Deleuze e Guattari estabelecem uma diferença conceitual entre o 'limite' e o 'limiar':

“o limite designando o penúltimo, que marca um recomeço necessário, e o limiar o

último, que marca uma mudança inevitável.”157. O limite assinala que, para além

dele, é necessário modificar a estrutura, seja de um sistema ou de um

comportamento.
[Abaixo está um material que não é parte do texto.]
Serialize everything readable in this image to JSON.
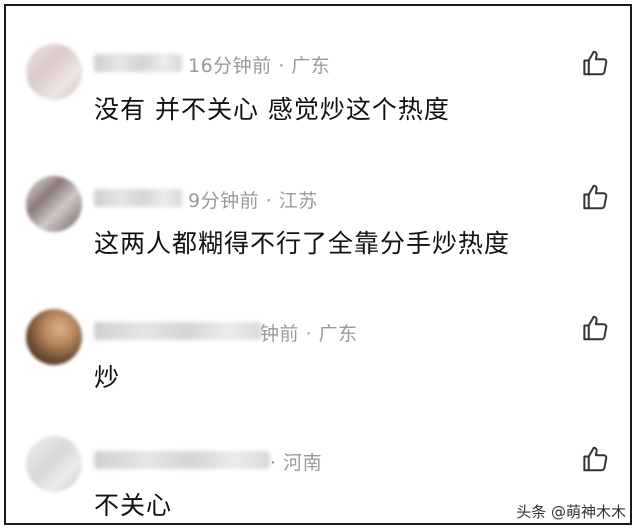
{
  "comments": [
    {
      "meta": "16分钟前 · 广东",
      "text": "没有 并不关心 感觉炒这个热度"
    },
    {
      "meta": "9分钟前 · 江苏",
      "text": "这两人都糊得不行了全靠分手炒热度"
    },
    {
      "meta": "钟前 · 广东",
      "text": "炒"
    },
    {
      "meta": "· 河南",
      "text": "不关心"
    }
  ],
  "watermark": "头条 @萌神木木",
  "colors": {
    "meta_text": "#9a9a9a",
    "content_text": "#111111",
    "icon": "#333333"
  },
  "icons": {
    "like": "thumbs-up-icon"
  }
}
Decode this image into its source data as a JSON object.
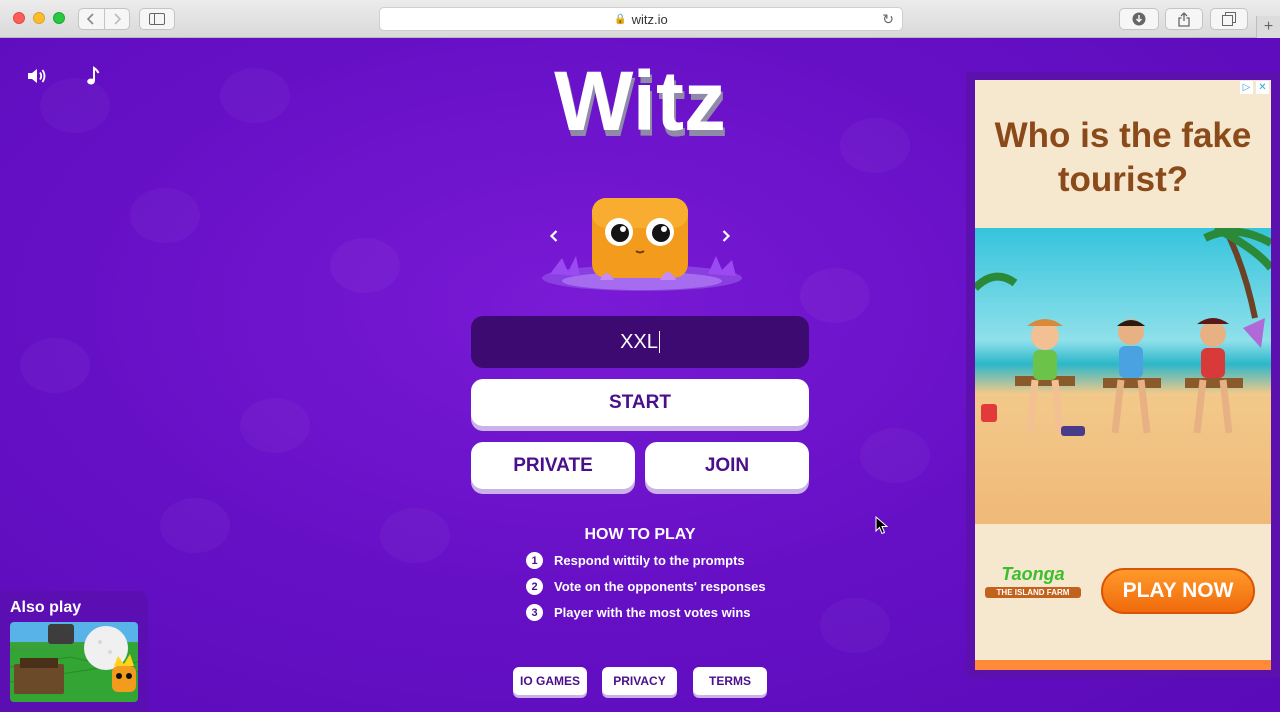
{
  "browser": {
    "url": "witz.io"
  },
  "game": {
    "logo": "Witz",
    "player_name": "XXL",
    "buttons": {
      "start": "START",
      "private": "PRIVATE",
      "join": "JOIN"
    },
    "how_to_play": {
      "title": "HOW TO PLAY",
      "steps": [
        {
          "num": "1",
          "text": "Respond wittily to the prompts"
        },
        {
          "num": "2",
          "text": "Vote on the opponents' responses"
        },
        {
          "num": "3",
          "text": "Player with the most votes wins"
        }
      ]
    },
    "footer": {
      "io_games": "IO GAMES",
      "privacy": "PRIVACY",
      "terms": "TERMS"
    },
    "also_play": {
      "title": "Also play"
    }
  },
  "ad": {
    "headline_line1": "Who is the fake",
    "headline_line2": "tourist?",
    "brand": "Taonga",
    "brand_sub": "THE ISLAND FARM",
    "cta": "PLAY NOW"
  },
  "colors": {
    "background": "#6a0fc8",
    "name_box": "#3d0a72",
    "button_text": "#4a0f8a",
    "ad_cta": "#f06a0c"
  },
  "icons": [
    "speaker-icon",
    "music-note-icon",
    "chevron-left-icon",
    "chevron-right-icon",
    "lock-icon",
    "reload-icon",
    "download-icon",
    "share-icon",
    "tabs-icon",
    "sidebar-icon",
    "ad-choices-icon",
    "ad-close-icon",
    "mouse-cursor-icon"
  ]
}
O limiar, por sua vez, é a passagem de um modo de

funcionamento para outro. Então, o limite seria um alerta para que um modo de

funcionamento continue funcionando da mesma forma e o limiar seria a certeza de

que, dali para frente, haverá mudanças. O limite se preocupa com a proteção, a

contenção e a perpetuação, enquanto o limiar se baseia na inovação, na abertura e

no risco. A literatura de Aquino é limiar porque não se apoia em exclusões para se

levantar e faz da coexistência, ela sim, a vencedora. Com isso, nós, leitores,

ganhamos, pois somos expostos a zonas limiares. A ficção é tão reconhecível no

cenário urbano e o cotidiano é tão inacreditável. Não há inocentes, todos somos

culpados. Esses entremeios dão a chance de relação com o estranho – nossa vala

comum.

157 Deleuze, G. e Guattari, F., op. cit., p. 130.